Department of Homeland Security Secretary Alejandro Mayorkas said this week that the dire conditions on the U.S.-Mexico border allows the administration the legal right to waive dozens of laws and regulations in order to rapidly build sections of border wall in areas of south Texas that are being overrun by illegal aliens.

Mayorkas said in an announcement on the U.S. Federal Register that the situation makes it “necessary to waive certain laws, regulations, and other legal requirements” in order to ensure the expeditious construction of “physical barriers and roads in the vicinity of the border of the United States in order to prevent unlawful entries into the United States.”

Mayorkas was forced to highlight the administration’s failures to secure the border and their open border policies in the announcement, noting that in August, nearly a quarter of a million illegal aliens were caught attempting to enter the U.S. — a number that does not include illegal aliens who evaded detection and escaped into the country.

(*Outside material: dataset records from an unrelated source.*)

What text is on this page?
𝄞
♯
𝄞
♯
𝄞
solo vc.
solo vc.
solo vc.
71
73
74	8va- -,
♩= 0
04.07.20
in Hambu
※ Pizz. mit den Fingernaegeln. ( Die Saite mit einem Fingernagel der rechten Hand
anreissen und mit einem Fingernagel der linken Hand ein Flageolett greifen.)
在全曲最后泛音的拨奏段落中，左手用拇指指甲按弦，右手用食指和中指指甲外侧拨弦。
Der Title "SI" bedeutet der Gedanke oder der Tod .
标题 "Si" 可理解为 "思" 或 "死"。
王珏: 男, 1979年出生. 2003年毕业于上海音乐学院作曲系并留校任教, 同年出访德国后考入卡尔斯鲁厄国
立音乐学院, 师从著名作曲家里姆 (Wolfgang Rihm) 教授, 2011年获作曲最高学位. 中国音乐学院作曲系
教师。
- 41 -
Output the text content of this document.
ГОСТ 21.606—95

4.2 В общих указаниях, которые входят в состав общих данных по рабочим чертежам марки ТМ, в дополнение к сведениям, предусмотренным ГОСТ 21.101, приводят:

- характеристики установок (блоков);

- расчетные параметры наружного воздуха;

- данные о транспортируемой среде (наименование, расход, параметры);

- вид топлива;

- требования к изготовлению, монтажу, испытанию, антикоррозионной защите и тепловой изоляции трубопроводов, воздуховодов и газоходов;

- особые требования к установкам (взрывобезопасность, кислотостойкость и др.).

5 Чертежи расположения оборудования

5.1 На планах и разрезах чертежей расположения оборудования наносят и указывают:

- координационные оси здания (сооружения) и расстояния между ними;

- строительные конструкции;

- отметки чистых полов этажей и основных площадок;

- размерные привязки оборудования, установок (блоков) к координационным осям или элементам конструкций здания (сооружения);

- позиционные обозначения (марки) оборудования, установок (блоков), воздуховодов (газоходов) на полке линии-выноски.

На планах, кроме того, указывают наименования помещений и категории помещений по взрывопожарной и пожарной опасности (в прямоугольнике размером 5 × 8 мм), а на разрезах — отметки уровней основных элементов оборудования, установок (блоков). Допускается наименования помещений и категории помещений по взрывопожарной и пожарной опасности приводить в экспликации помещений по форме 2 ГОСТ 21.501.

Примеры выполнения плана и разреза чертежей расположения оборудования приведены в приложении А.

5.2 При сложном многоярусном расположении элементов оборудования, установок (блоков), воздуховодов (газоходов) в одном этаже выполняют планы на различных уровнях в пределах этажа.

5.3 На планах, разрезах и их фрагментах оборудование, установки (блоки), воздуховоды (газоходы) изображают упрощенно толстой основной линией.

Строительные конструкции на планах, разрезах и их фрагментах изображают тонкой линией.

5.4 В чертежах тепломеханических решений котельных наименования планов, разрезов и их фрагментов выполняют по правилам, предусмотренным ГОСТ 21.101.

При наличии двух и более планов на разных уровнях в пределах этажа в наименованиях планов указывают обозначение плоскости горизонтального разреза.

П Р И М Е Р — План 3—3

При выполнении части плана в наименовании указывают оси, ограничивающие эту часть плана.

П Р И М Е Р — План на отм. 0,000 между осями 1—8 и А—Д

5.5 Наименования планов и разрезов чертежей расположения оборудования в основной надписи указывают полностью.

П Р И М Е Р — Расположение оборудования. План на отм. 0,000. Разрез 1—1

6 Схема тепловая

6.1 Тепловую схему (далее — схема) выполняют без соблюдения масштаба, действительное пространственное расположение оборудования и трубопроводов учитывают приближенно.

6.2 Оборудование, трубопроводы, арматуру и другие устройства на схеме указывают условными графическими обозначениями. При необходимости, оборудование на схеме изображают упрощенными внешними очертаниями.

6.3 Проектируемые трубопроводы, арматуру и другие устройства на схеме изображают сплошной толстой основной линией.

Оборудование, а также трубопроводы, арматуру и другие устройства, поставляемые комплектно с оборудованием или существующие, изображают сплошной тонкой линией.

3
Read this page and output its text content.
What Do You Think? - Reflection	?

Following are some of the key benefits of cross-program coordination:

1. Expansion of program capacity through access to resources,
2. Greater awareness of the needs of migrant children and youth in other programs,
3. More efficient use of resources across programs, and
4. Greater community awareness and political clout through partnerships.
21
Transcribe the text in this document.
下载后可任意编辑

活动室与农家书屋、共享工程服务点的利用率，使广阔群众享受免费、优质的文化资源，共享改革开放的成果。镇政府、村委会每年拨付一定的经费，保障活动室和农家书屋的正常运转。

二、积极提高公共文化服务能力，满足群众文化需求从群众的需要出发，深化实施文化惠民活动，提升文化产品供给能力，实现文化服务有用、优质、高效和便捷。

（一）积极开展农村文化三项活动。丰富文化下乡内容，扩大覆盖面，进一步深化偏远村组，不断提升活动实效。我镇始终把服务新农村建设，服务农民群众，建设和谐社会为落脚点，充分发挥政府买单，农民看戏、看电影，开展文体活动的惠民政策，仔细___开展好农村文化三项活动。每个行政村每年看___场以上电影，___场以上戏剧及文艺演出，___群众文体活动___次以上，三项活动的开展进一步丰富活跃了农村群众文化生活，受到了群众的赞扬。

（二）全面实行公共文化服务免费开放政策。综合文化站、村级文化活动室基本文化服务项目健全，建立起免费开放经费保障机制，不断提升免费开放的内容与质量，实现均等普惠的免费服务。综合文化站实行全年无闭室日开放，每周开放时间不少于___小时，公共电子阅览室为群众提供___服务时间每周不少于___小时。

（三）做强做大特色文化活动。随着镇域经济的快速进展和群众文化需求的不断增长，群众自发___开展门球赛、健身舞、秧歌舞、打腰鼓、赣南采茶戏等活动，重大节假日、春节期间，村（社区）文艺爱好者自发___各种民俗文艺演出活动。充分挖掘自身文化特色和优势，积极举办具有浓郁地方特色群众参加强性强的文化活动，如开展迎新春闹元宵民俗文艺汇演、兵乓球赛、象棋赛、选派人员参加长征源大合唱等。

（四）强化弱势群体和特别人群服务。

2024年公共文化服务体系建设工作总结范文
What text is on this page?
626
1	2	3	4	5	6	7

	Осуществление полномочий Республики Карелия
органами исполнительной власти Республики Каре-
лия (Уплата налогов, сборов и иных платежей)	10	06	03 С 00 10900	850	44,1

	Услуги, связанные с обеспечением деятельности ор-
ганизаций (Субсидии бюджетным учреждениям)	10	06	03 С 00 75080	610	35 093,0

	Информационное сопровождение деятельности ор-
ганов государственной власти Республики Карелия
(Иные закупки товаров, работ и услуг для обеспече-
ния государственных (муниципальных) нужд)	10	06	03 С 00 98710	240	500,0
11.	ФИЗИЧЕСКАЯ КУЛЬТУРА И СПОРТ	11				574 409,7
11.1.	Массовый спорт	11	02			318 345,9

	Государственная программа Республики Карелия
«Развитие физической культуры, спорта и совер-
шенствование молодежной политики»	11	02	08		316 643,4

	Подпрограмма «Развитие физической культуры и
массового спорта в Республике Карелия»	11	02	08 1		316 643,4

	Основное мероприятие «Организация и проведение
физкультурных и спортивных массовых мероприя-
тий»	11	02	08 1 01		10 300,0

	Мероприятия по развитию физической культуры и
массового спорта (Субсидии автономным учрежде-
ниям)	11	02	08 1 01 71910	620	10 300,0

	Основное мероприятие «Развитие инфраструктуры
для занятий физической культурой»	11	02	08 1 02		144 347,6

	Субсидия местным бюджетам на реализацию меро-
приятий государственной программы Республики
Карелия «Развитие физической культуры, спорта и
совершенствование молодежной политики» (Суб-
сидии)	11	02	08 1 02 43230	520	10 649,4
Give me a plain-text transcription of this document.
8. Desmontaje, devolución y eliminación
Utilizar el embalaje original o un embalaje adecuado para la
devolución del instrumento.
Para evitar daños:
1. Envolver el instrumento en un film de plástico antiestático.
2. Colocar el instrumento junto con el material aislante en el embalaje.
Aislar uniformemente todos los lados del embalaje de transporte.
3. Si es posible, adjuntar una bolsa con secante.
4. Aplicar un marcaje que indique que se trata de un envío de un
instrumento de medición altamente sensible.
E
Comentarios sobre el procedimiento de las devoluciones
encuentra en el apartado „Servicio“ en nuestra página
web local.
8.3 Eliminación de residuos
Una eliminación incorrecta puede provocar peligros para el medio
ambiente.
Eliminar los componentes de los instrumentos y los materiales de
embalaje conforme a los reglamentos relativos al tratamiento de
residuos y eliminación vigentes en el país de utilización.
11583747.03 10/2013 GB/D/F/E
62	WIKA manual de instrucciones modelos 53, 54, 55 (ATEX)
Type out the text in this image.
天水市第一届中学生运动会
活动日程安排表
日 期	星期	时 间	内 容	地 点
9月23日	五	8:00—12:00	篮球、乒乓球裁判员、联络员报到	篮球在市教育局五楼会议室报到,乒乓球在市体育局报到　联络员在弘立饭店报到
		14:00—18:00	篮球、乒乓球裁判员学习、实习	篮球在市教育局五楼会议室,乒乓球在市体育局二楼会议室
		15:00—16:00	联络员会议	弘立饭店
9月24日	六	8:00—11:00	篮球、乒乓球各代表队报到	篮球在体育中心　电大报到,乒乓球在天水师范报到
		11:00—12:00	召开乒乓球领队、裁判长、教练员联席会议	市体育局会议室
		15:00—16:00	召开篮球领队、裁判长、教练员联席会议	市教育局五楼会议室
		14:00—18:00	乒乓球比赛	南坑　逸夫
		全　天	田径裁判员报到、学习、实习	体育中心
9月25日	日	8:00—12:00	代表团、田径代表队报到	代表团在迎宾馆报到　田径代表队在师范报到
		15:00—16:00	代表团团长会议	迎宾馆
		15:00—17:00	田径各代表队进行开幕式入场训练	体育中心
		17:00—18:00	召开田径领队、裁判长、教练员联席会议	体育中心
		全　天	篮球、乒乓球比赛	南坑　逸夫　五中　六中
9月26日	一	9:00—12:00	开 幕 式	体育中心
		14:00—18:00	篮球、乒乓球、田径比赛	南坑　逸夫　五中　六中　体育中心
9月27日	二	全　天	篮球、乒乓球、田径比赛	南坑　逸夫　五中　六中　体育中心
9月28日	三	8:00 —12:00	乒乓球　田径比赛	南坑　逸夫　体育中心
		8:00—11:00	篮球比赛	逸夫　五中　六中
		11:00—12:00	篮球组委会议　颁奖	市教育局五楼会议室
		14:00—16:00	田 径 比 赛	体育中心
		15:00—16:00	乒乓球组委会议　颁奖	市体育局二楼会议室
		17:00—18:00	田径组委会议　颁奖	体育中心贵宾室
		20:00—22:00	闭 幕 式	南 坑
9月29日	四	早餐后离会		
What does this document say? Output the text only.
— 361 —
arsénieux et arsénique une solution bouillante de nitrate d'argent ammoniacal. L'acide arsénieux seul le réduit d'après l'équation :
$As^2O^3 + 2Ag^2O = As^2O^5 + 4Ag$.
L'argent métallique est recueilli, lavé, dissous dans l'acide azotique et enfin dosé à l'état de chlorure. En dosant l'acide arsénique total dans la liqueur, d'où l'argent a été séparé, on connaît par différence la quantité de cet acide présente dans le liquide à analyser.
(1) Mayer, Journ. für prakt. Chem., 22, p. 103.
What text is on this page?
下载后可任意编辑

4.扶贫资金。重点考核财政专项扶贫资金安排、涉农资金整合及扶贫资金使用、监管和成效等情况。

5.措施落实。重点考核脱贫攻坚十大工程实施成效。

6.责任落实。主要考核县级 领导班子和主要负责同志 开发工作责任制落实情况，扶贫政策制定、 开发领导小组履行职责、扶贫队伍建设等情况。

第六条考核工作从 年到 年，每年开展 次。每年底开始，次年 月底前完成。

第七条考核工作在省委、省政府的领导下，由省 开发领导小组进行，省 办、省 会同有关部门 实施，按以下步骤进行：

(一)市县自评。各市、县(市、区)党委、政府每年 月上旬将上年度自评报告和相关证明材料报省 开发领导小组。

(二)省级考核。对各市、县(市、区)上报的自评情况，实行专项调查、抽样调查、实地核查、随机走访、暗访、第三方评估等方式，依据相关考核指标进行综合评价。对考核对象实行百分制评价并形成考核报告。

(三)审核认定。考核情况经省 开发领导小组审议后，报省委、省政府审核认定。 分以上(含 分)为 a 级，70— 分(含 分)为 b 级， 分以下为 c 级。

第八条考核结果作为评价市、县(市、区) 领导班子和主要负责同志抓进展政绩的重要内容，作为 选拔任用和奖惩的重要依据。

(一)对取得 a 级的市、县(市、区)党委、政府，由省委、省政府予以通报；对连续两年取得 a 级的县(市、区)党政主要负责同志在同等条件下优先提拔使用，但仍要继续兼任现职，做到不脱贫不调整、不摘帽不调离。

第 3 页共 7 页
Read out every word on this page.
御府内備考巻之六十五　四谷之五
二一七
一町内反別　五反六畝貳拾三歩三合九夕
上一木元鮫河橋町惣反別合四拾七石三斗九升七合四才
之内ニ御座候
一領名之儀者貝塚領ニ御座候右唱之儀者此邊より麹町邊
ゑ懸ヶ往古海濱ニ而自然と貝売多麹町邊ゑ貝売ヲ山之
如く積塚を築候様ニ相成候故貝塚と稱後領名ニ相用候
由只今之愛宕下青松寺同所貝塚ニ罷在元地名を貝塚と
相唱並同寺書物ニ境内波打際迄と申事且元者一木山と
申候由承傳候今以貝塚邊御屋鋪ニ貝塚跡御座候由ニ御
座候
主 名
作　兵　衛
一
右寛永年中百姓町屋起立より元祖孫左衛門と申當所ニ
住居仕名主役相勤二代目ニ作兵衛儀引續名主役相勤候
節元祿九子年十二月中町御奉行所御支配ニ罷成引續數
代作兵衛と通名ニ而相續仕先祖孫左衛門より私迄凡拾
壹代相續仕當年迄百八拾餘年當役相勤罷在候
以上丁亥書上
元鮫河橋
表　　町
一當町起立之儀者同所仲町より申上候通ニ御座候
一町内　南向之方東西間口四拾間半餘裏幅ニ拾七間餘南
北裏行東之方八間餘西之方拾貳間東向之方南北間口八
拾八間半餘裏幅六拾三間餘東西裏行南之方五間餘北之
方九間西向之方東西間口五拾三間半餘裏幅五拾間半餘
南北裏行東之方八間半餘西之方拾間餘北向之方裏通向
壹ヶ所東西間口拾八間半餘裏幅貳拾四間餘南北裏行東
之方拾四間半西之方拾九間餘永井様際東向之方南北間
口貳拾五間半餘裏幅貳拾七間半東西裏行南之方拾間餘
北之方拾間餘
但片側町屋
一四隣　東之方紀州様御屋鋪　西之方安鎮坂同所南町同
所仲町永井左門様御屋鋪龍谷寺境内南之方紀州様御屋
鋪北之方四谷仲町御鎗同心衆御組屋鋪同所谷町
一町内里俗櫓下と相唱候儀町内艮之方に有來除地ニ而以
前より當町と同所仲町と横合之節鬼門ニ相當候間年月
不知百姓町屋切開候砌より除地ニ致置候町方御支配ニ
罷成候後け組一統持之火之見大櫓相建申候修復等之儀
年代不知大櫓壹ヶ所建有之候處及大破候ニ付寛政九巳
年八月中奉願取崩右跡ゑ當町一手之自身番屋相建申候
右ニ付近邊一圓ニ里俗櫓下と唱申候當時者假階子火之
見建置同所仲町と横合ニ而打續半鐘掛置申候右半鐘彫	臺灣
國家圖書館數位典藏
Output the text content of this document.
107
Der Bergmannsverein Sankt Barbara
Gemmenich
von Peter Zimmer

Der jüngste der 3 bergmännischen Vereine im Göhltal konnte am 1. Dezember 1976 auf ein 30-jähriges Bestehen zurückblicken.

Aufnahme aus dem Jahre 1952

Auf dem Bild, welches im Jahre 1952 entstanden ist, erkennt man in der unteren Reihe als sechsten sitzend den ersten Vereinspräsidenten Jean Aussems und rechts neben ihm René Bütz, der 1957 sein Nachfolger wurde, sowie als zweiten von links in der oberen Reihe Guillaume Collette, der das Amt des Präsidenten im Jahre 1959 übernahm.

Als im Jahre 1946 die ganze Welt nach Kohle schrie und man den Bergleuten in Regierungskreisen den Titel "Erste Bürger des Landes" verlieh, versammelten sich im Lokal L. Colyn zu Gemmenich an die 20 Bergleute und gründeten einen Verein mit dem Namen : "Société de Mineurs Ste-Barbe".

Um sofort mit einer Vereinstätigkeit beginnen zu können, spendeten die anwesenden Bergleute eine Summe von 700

The announcement named multiple areas within the Border Patrol’s Rio Grande Valley Sector that are areas of “high illegal entry” that the administration now has designated as “project areas.”

The administration said in the announcement that it was waiving 26 laws to start construction, including the National Environmental Policy Act; the Endangered Species Act; the Federal Water Pollution Control Act; the National Historic Preservation Act; the Migratory Bird Treaty Act; the Migratory Bird Conservation Act; the Clean Air Act; the Archeological Resources Protection Act; the Paleontological Resources Preservation Act; the Safe Drinking Water Act; the Noise Control Act; the Solid Waste Disposal Act; as amended by the Resource Conservation and Recovery Act; the Comprehensive Environmental Response, Compensation, and Liability Act; the Archaeological and Historic Preservation Act; the Antiquities Act; the Historic Sites, Buildings, and Antiquities Act; the Farmland Protection Policy Act; the National Wildlife Refuge System Administration Act; the National Fish and Wildlife Act of 1956; the Fish and Wildlife Coordination Act; the National Trails System Act; the Administrative Procedure Act; the Eagle Protection Act; the Native American Graves Protection and Repatriation Act; the American Indian Religious Freedom Act; and the Federal Land Policy and Management Act.

The news comes as there remain hundreds of miles of unprotected areas along the U.S.-Mexico border following former President Donald Trump’s time in office.

Under the administration of former President Trump, 450 miles of border wall was built, though the majority of that was replacing old barriers. 85 miles of new border wall — 52 miles of new primary wall and 33 miles of new secondary wall — was built in areas that had no preexisting border barriers, according to a press release that the Trump campaign posted on X from U.S. Customs and Border Protection and the U.S. Army Corps of Engineers.